Pull MM updates from Andrew Morton:
 "Many singleton patches against the MM code. The patch series which are
  included in this merge do the following:

   - Peng Zhang has done some mapletree maintainance work in the series

	'maple_tree: add mt_free_one() and mt_attr() helpers'
	'Some cleanups of maple tree'

   - In the series 'mm: use memmap_on_memory semantics for dax/kmem'
     Vishal Verma has altered the interworking between memory-hotplug
     and dax/kmem so that newly added 'device memory' can more easily
     have its memmap placed within that newly added memory.

   - Matthew Wilcox continues folio-related work (including a few fixes)
     in the patch series

	'Add folio_zero_tail() and folio_fill_tail()'
	'Make folio_start_writeback return void'
	'Fix fault handler's handling of poisoned tail pages'
	'Convert aops->error_remove_page to ->error_remove_folio'
	'Finish two folio conversions'
	'More swap folio conversions'

   - Kefeng Wang has also contributed folio-related work in the series

	'mm: cleanup and use more folio in page fault'

   - Jim Cromie has improved the kmemleak reporting output in the series
     'tweak kmemleak report format'.

   - In the series 'stackdepot: allow evicting stack traces' Andrey
     Konovalov to permits clients (in this case KASAN) to cause eviction
     of no longer needed stack traces.

   - Charan Teja Kalla has fixed some accounting issues in the page
     allocator's atomic reserve calculations in the series 'mm:
     page_alloc: fixes for high atomic reserve caluculations'.

   - Dmitry Rokosov has added to the samples/ dorectory some sample code
     for a userspace memcg event listener application.

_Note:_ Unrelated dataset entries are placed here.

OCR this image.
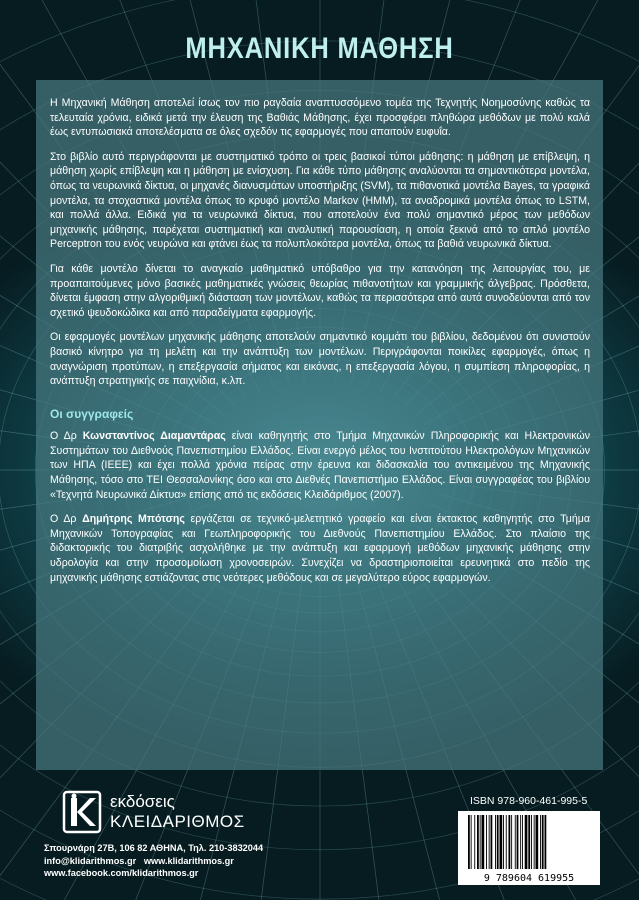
ΜΗΧΑΝΙΚΗ ΜΑΘΗΣΗ

Η Μηχανική Μάθηση αποτελεί ίσως τον πιο ραγδαία αναπτυσσόμενο τομέα της Τεχνητής Νοημοσύνης καθώς τα τελευταία χρόνια, ειδικά μετά την έλευση της Βαθιάς Μάθησης, έχει προσφέρει πληθώρα μεθόδων με πολύ καλά έως εντυπωσιακά αποτελέσματα σε όλες σχεδόν τις εφαρμογές που απαιτούν ευφυΐα.

Στο βιβλίο αυτό περιγράφονται με συστηματικό τρόπο οι τρεις βασικοί τύποι μάθησης: η μάθηση με επίβλεψη, η μάθηση χωρίς επίβλεψη και η μάθηση με ενίσχυση. Για κάθε τύπο μάθησης αναλύονται τα σημαντικότερα μοντέλα, όπως τα νευρωνικά δίκτυα, οι μηχανές διανυσμάτων υποστήριξης (SVM), τα πιθανοτικά μοντέλα Bayes, τα γραφικά μοντέλα, τα στοχαστικά μοντέλα όπως το κρυφό μοντέλο Markov (HMM), τα αναδρομικά μοντέλα όπως το LSTM, και πολλά άλλα. Ειδικά για τα νευρωνικά δίκτυα, που αποτελούν ένα πολύ σημαντικό μέρος των μεθόδων μηχανικής μάθησης, παρέχεται συστηματική και αναλυτική παρουσίαση, η οποία ξεκινά από το απλό μοντέλο Perceptron του ενός νευρώνα και φτάνει έως τα πολυπλοκότερα μοντέλα, όπως τα βαθιά νευρωνικά δίκτυα.

Για κάθε μοντέλο δίνεται το αναγκαίο μαθηματικό υπόβαθρο για την κατανόηση της λειτουργίας του, με προαπαιτούμενες μόνο βασικές μαθηματικές γνώσεις θεωρίας πιθανοτήτων και γραμμικής άλγεβρας. Πρόσθετα, δίνεται έμφαση στην αλγοριθμική διάσταση των μοντέλων, καθώς τα περισσότερα από αυτά συνοδεύονται από τον σχετικό ψευδοκώδικα και από παραδείγματα εφαρμογής.

Οι εφαρμογές μοντέλων μηχανικής μάθησης αποτελούν σημαντικό κομμάτι του βιβλίου, δεδομένου ότι συνιστούν βασικό κίνητρο για τη μελέτη και την ανάπτυξη των μοντέλων. Περιγράφονται ποικίλες εφαρμογές, όπως η αναγνώριση προτύπων, η επεξεργασία σήματος και εικόνας, η επεξεργασία λόγου, η συμπίεση πληροφορίας, η ανάπτυξη στρατηγικής σε παιχνίδια, κ.λπ.

Οι συγγραφείς

Ο Δρ Κωνσταντίνος Διαμαντάρας είναι καθηγητής στο Τμήμα Μηχανικών Πληροφορικής και Ηλεκτρονικών Συστημάτων του Διεθνούς Πανεπιστημίου Ελλάδος. Είναι ενεργό μέλος του Ινστιτούτου Ηλεκτρολόγων Μηχανικών των ΗΠΑ (IEEE) και έχει πολλά χρόνια πείρας στην έρευνα και διδασκαλία του αντικειμένου της Μηχανικής Μάθησης, τόσο στο ΤΕΙ Θεσσαλονίκης όσο και στο Διεθνές Πανεπιστήμιο Ελλάδος. Είναι συγγραφέας του βιβλίου «Τεχνητά Νευρωνικά Δίκτυα» επίσης από τις εκδόσεις Κλειδάριθμος (2007).

Ο Δρ Δημήτρης Μπότσης εργάζεται σε τεχνικό-μελετητικό γραφείο και είναι έκτακτος καθηγητής στο Τμήμα Μηχανικών Τοπογραφίας και Γεωπληροφορικής του Διεθνούς Πανεπιστημίου Ελλάδος. Στο πλαίσιο της διδακτορικής του διατριβής ασχολήθηκε με την ανάπτυξη και εφαρμογή μεθόδων μηχανικής μάθησης στην υδρολογία και στην προσομοίωση χρονοσειρών. Συνεχίζει να δραστηριοποιείται ερευνητικά στο πεδίο της μηχανικής μάθησης εστιάζοντας στις νεότερες μεθόδους και σε μεγαλύτερο εύρος εφαρμογών.

εκδόσεις
ΚΛΕΙΔΑΡΙΘΜΟΣ
Σπουρνάρη 27Β, 106 82 ΑΘΗΝΑ, Τηλ. 210-3832044
info@klidarithmos.gr www.klidarithmos.gr
www.facebook.com/klidarithmos.gr
ISBN 978-960-461-995-5
9 789604 619955
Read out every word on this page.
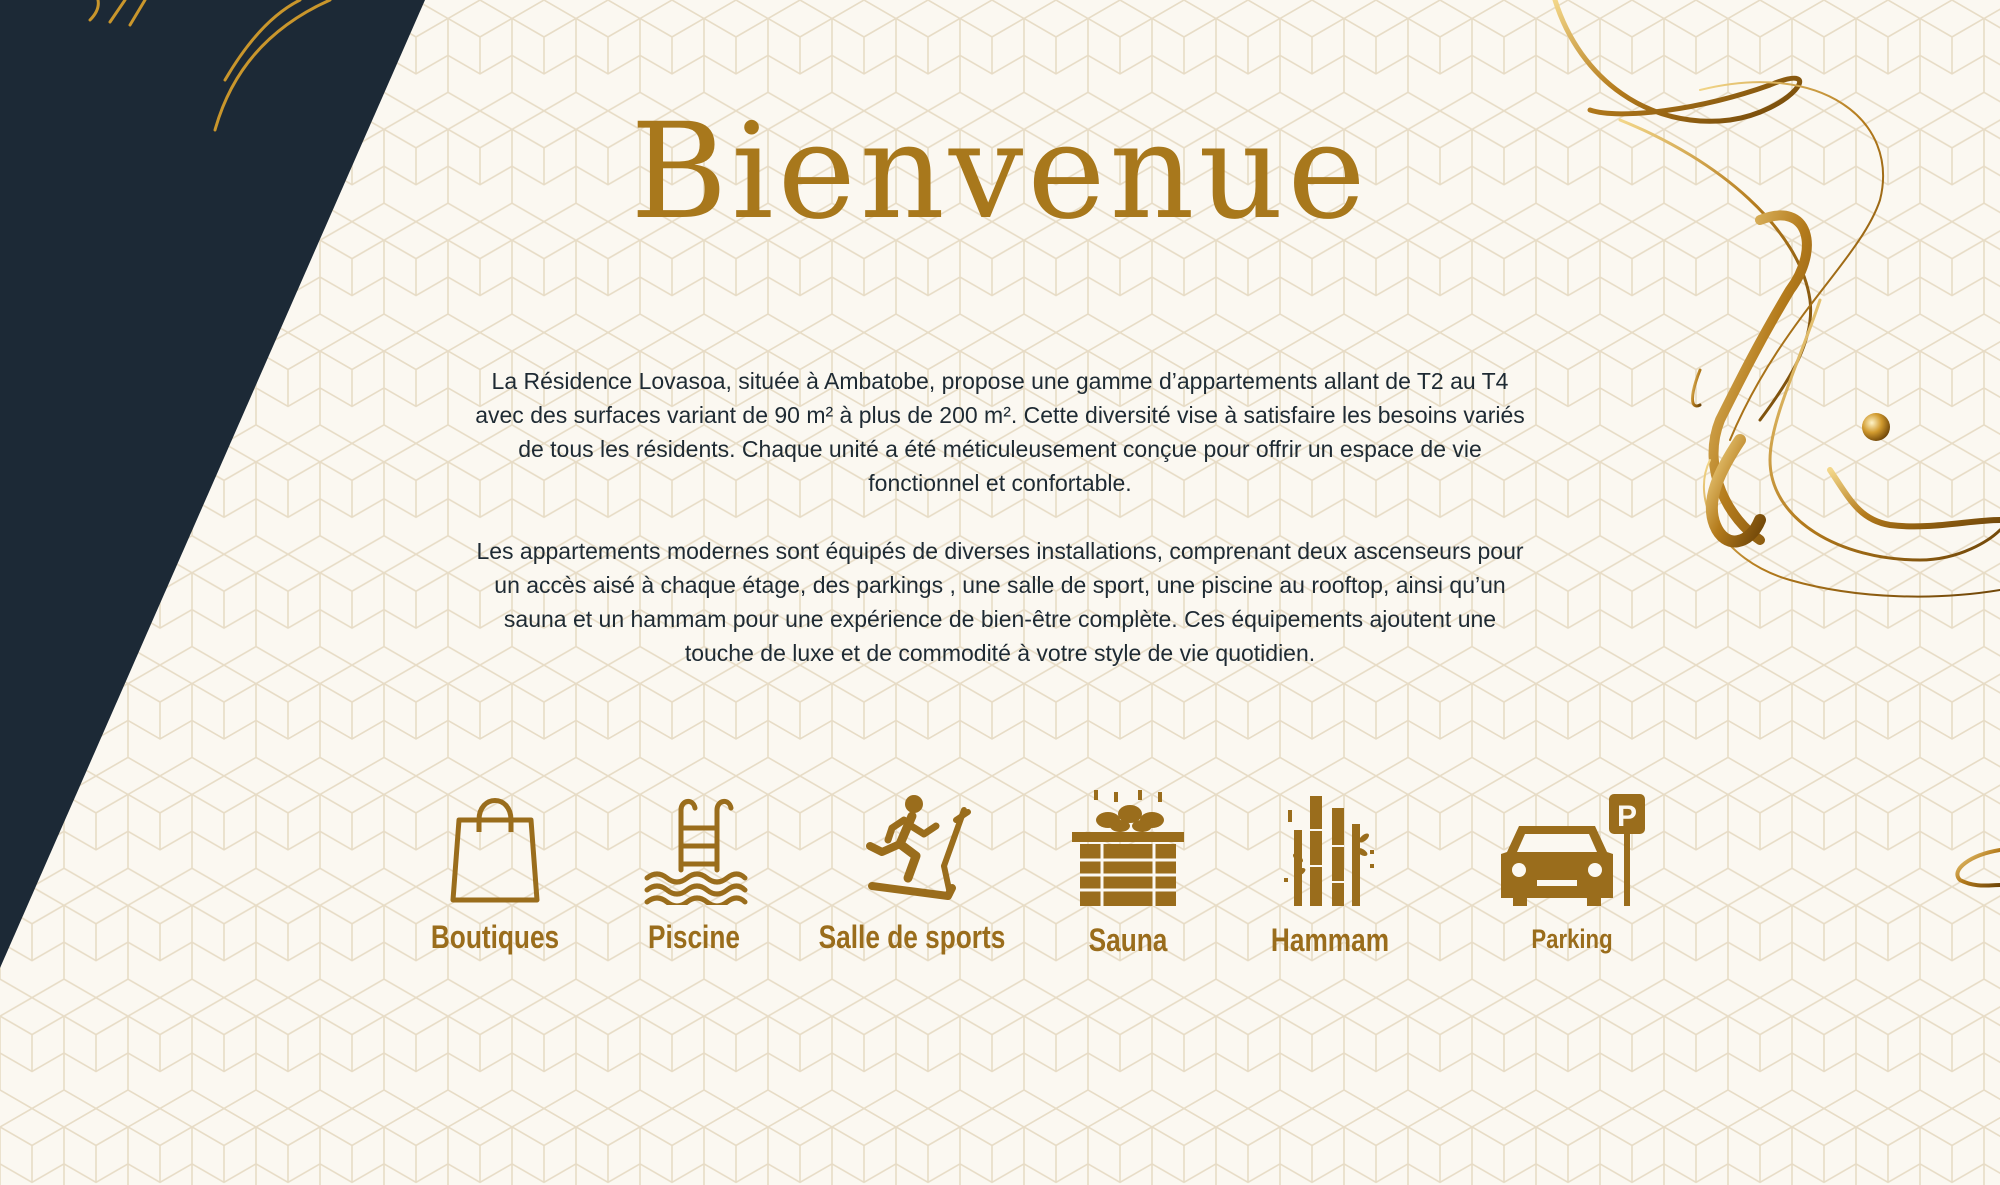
Bienvenue

La Résidence Lovasoa, située à Ambatobe, propose une gamme d’appartements allant de T2 au T4 avec des surfaces variant de 90 m² à plus de 200 m². Cette diversité vise à satisfaire les besoins variés de tous les résidents. Chaque unité a été méticuleusement conçue pour offrir un espace de vie fonctionnel et confortable.

Les appartements modernes sont équipés de diverses installations, comprenant deux ascenseurs pour un accès aisé à chaque étage, des parkings , une salle de sport, une piscine au rooftop, ainsi qu’un sauna et un hammam pour une expérience de bien-être complète. Ces équipements ajoutent une touche de luxe et de commodité à votre style de vie quotidien.

Boutiques	Piscine	Salle de sports	Sauna	Hammam
P
Parking
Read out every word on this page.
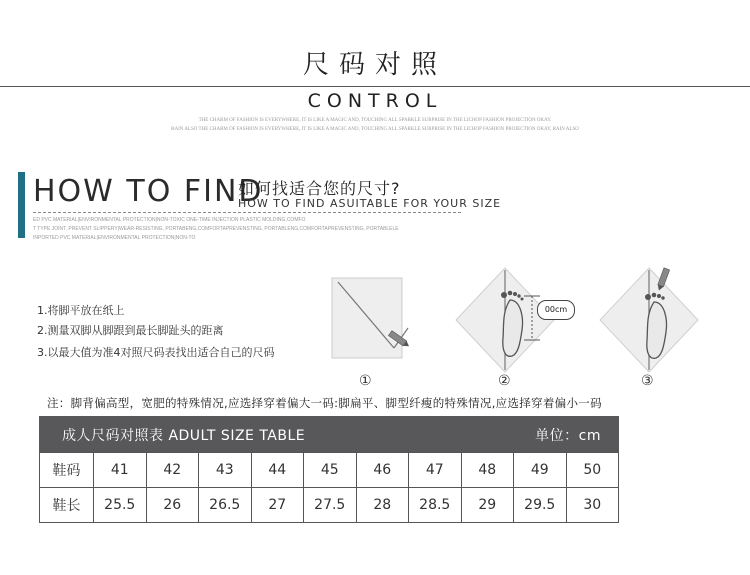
尺码对照
CONTROL
THE CHARM OF FASHION IS EVERYWHERE, IT IS LIKE A MAGIC AND, TOUCHING ALL SPARKLE SURPRISE IN THE LICHOP FASHION PROJECTION OKAY.
RAIN ALSO THE CHARM OF FASHION IS EVERYWHERE, IT IS LIKE A MAGIC AND, TOUCHING ALL SPARKLE SURPRISE IN THE LICHOP FASHION PROJECTION OKAY, RAIN ALSO
HOW TO FIND
如何找适合您的尺寸?
HOW TO FIND ASUITABLE FOR YOUR SIZE
ED PVC MATERIAL|ENVIRONMENTAL PROTECTION|NON-TOXIC ONE-TIME INJECTION PLASTIC MOLDING,COMFO
T TYPE JOINT, PREVENT SLIPPERY|WEAR-RESISTING, PORTABENG,COMFORTAPREVENSTING, PORTABLENG,COMFORTAPREVENSTING, PORTABLELE
INPORTED PVC MATERIAL|ENVIRONMENTAL PROTECTION|NON-TO
1.将脚平放在纸上
2.测量双脚从脚跟到最长脚趾头的距离
3.以最大值为准4对照尺码表找出适合自己的尺码
00cm
①	②	③
注：脚背偏高型，宽肥的特殊情况,应选择穿着偏大一码:脚扁平、脚型纤瘦的特殊情况,应选择穿着偏小一码
成人尺码对照表 ADULT SIZE TABLE	单位：cm
鞋码	41	42	43	44	45	46	47	48	49	50
鞋长	25.5	26	26.5	27	27.5	28	28.5	29	29.5	30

See the series
     'samples: introduce cgroup events listeners'.

   - Some mapletree maintanance work from Liam Howlett in the series
     'maple_tree: iterator state changes'.

   - Nhat Pham has improved zswap's approach to writeback in the series
     'workload-specific and memory pressure-driven zswap writeback'.

   - DAMON/DAMOS feature and maintenance work from SeongJae Park in the
     series

	'mm/damon: let users feed and tame/auto-tune DAMOS'
	'selftests/damon: add Python-written DAMON functionality tests'
	'mm/damon: misc updates for 6.8'

   - Yosry Ahmed has improved memcg's stats flushing in the series 'mm:
     memcg: subtree stats flushing and thresholds'.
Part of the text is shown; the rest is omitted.